Let x be the number of pounds of large mushrooms.
2 * 5.95 = 11.90
11.90 + 6.95x
(11.90 + 6.95x) / (x + 2) = 6.75
11.90 + 6.95x = 6.75(x + 2)
11.90 + 6.95x = 6.75x + 13.50
0.20x = 1.60
x = 1.6 / 0.2
x = 8
You need 8 pounds of large mushrooms.
- llafferLv 74 weeks ago
Let x = number of pounds of large mushrooms.

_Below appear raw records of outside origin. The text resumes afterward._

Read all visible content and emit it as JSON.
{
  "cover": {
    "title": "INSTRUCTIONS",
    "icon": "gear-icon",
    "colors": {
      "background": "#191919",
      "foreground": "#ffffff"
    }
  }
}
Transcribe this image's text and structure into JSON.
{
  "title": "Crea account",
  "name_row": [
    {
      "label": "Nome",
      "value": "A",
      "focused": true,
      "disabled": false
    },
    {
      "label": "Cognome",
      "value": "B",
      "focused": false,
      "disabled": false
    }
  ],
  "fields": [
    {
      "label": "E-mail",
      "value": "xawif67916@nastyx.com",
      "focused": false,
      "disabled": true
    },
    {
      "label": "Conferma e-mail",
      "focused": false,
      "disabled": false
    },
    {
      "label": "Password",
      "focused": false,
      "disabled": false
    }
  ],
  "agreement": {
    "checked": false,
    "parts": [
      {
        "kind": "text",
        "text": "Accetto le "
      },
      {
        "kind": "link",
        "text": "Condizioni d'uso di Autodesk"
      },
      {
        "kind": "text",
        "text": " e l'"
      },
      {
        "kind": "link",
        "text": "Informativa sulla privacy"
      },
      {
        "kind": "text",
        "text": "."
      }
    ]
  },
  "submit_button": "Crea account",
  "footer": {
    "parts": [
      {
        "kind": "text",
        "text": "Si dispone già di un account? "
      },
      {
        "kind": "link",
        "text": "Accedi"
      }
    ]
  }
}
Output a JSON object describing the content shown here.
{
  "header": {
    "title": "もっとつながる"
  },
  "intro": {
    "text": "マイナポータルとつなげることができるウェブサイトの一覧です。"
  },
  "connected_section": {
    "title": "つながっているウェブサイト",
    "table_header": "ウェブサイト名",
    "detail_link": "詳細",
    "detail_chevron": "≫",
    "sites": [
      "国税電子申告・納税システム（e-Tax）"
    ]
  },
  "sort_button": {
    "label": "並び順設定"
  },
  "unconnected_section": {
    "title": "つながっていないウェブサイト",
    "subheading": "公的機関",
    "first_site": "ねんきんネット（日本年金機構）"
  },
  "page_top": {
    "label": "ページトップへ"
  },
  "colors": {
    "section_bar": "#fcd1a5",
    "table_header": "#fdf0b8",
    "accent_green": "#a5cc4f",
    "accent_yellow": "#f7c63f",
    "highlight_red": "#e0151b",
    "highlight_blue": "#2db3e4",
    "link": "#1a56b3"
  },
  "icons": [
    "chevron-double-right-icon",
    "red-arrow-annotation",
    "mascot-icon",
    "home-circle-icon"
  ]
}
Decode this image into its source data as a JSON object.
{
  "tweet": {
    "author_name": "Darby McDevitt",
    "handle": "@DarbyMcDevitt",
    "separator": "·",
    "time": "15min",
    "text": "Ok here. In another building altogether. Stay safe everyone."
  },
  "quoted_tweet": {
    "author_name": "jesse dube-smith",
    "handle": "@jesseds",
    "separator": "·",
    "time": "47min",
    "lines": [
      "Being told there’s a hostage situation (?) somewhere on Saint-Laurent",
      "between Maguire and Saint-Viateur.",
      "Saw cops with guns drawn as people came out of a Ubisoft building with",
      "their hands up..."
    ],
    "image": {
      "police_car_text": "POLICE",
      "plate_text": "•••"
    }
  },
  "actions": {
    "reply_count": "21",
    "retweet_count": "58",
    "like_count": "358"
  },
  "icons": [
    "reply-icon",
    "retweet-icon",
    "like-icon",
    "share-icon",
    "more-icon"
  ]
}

You want $6.75 per pound so you need to divide the total cost divided by the total pounds.
We know there is 2 pounds of small at $5.95 per pound, so that's a total cost of:
2 * 5.95 = 11.90
Add that to $6.95 per pound for "x" pounds for the total cost:
11.90 + 6.95x
Then divide that by the total number of pounds (x + 2), and set it equal to 6.75:
(11.90 + 6.95x) / (x + 2) = 6.75
Now we can solve for x. Start by multiplying both sides by (x + 2):
11.90 + 6.95x = 6.75(x + 2)
11.90 + 6.95x = 6.75x + 13.50
0.20x = 1.60
x = 1.6 / 0.2
x = 8
You need 8 pounds of large mushrooms.